[gst-devel] pulsesink optimizations

Thu Oct 15 12:58:41 CEST 2009

On Thu, 2009-10-15 at 13:01 +0300, Felipe Contreras wrote:
> On Thu, Oct 15, 2009 at 3:18 AM, René Stadler <mail at renestadler.de> wrote:
> > pl bossart wrote:
> >> That's not necessarily an option. There are 3rd party decoders out
> >> there whose code is not necessarily public. And fixing the decoders is
> >> somewhat odd when the real problem is the sink...
> >
> > The sink is not perfect, but the decoder situation also need work. Current
> > decoders chose the output buffer sizes themselves, and this is wrong. Yes
> > you could change the sink and stitch these buffers together using pad_alloc,
> > but the fact remains that the decoder picks the size and therefore decides
> > on the overhead up to the sink (and all processing elements between decoder
> > and sink).
> >
> > This became apparent to me when Felipe profiled OggVorbis playback with a
> > highly optimized decoder (ffmpeg). Basically the CPU spends an insane amount
> > of time pushing GStreamer buffers around compared the actual audio decoding.
> > And this on the N900, which shows exactly that the current situation is
> > complete nonsense for a battery-powered device.
> 
> Indeed. I profiled the audio pipeline and 30% of the time was spent on
> the decoder, the rest was spent pushing buffers around. When I
> increased the buffer sizes pushed by the decoder (128k) efficiency
> increases, now the time spent is 45%, but still, 55% CPU time spent
> pushing buffers around is unacceptable.

It's now also possible to push multiple buffers at the same time by
using the buffer lists. I don't know if that solves anything here, I
guess it depends on the amount of encoded frames that a decoder
receives.

We could for example change the ogg demuxer to push all packets in a
page in a bufferlist and make the vorbisdecoder decode the complete list
before pushing the list of samples to the sink. This would reduce the
amount of objects that get pushed around between elements. 
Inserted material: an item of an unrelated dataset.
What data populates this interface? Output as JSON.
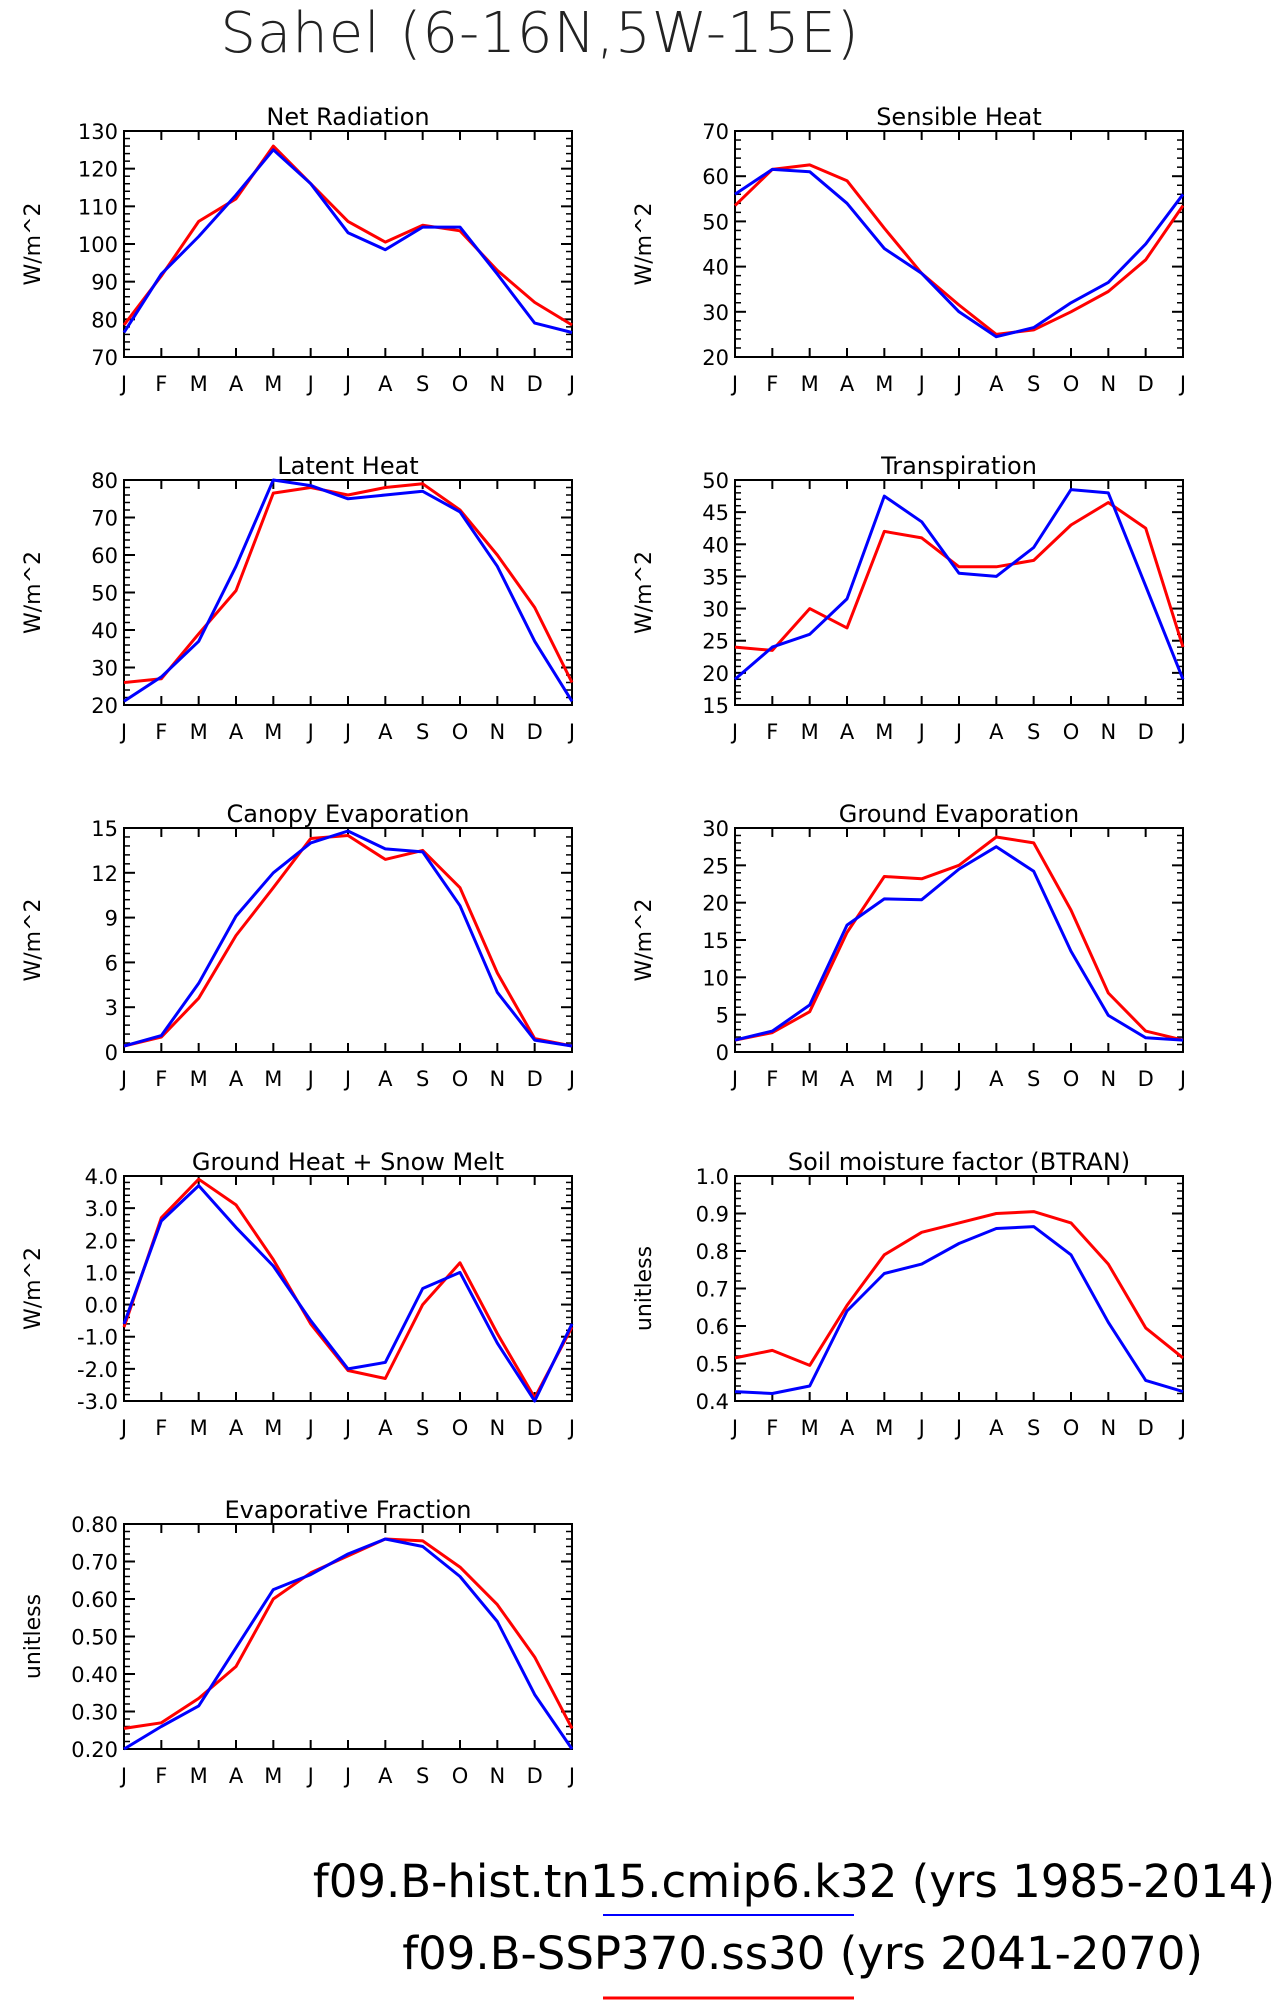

Also, pushing buffers should not be as expensive as 55%, I don't know
what's happening there, maybe the gobject allocation is what's slowing
it down (patches exist for glib) ? maybe the locking/refcounting is slow
(should be simple atomic operations on N900..)? maybe the typechecking
(also patches exist for glib)? It would be nice to know what's causing
this overhead in more detail.

With newer pulse we can't really use buffer_alloc to write directly into
the pulse shared memory from the decoder because there is no api to
allocate such a chunk, there is pa_stream_begin_write() but that can
only be called once AFAIK.

Wim

> 
> Profiling what happens on pulseaudio side is an exercise I haven't
> done yet, but as René said, my guess is that there's some ideal buffer
> size that pulseaudio would like to receive from the decoder that's big
> enough for GStreamer not to choke on it.
> 
> Removing the queue from the decoder to the sink would also help to
> avoid the unnecessary overhead of mutex contention, specially on small
> buffers.
> 
> Ideally I guess the sink should be able to receive small buffers
> without performance penalty, but currently that doesn't seem to be
> case.
> 
> Cheers.
>